Welcome to Curbed's ongoing series titled Hidden History, where Curbed highlights a Bay Area location with a secret past. Maybe it's no longer there, maybe it's been converted into something else, but each spot holds a place in Bay Area history - even if not many people know it. Have a suggestion or know a place with a secret history? The tipline's always open or you can leave a comment after the jump.

Amidst the stucco buildings along 19th Avenue in the Sunset sits the massive Vintage at Golden Gate senior living community. Established in 2002, the senior housing project was the happy ending to a battle between developers and neighborhood advocates hell bent on saving the former San Francisco Shriners' Hospital for Crippled Children.

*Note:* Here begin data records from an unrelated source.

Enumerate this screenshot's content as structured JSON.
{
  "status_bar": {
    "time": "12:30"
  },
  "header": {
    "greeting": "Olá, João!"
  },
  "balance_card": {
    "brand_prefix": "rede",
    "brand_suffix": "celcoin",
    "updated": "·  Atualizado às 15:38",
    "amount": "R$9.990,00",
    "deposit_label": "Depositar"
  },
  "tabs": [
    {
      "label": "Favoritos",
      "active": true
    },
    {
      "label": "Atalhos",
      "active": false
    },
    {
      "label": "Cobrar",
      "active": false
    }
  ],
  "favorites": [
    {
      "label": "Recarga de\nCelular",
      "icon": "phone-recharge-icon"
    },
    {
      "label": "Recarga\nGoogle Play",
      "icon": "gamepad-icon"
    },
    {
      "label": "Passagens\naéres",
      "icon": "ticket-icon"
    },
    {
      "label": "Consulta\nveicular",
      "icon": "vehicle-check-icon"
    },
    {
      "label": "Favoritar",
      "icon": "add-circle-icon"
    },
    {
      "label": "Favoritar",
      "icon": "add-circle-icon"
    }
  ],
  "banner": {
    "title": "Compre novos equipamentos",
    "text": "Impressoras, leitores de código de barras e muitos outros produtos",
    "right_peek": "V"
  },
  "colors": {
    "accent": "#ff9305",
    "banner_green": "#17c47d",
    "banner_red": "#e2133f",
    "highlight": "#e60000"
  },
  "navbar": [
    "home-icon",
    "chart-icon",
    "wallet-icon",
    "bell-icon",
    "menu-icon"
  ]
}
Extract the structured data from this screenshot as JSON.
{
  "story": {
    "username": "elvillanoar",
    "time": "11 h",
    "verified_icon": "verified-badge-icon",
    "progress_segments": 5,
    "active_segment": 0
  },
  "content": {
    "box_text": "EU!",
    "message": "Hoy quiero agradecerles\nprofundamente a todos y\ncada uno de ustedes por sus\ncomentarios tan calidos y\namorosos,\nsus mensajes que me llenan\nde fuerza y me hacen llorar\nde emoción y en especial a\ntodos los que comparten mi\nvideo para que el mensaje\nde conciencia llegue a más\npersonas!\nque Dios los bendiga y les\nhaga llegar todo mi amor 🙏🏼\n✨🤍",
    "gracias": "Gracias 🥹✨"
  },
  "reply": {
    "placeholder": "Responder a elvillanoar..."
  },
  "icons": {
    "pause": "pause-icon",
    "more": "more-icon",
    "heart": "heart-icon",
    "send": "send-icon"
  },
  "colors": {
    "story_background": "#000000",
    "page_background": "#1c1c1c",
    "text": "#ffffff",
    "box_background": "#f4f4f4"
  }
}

The hospital was built in 1922 as a hospital for children by the Shriners, a side order of Freemasons, and designed by Weeks and Day (of Mark Hopkins Hotel fame). At a time when most of the Sunset was still sand dunes, the massive Italian Renaissance hospital was an imposing structure. It was built as one of 10 Shriners' hospitals in the US in the 1920s, all part of Shriner campaign to create a chain of orthopedic hospitals for crippled children. The first was built in Shreveport, Louisiana, and the SF hospital was the third. Treatment at the hospitals was free and limited to patients under 14 years old whose parents couldn't pay at traditional hospitals (and open to children of all races, pretty revolutionary at the time).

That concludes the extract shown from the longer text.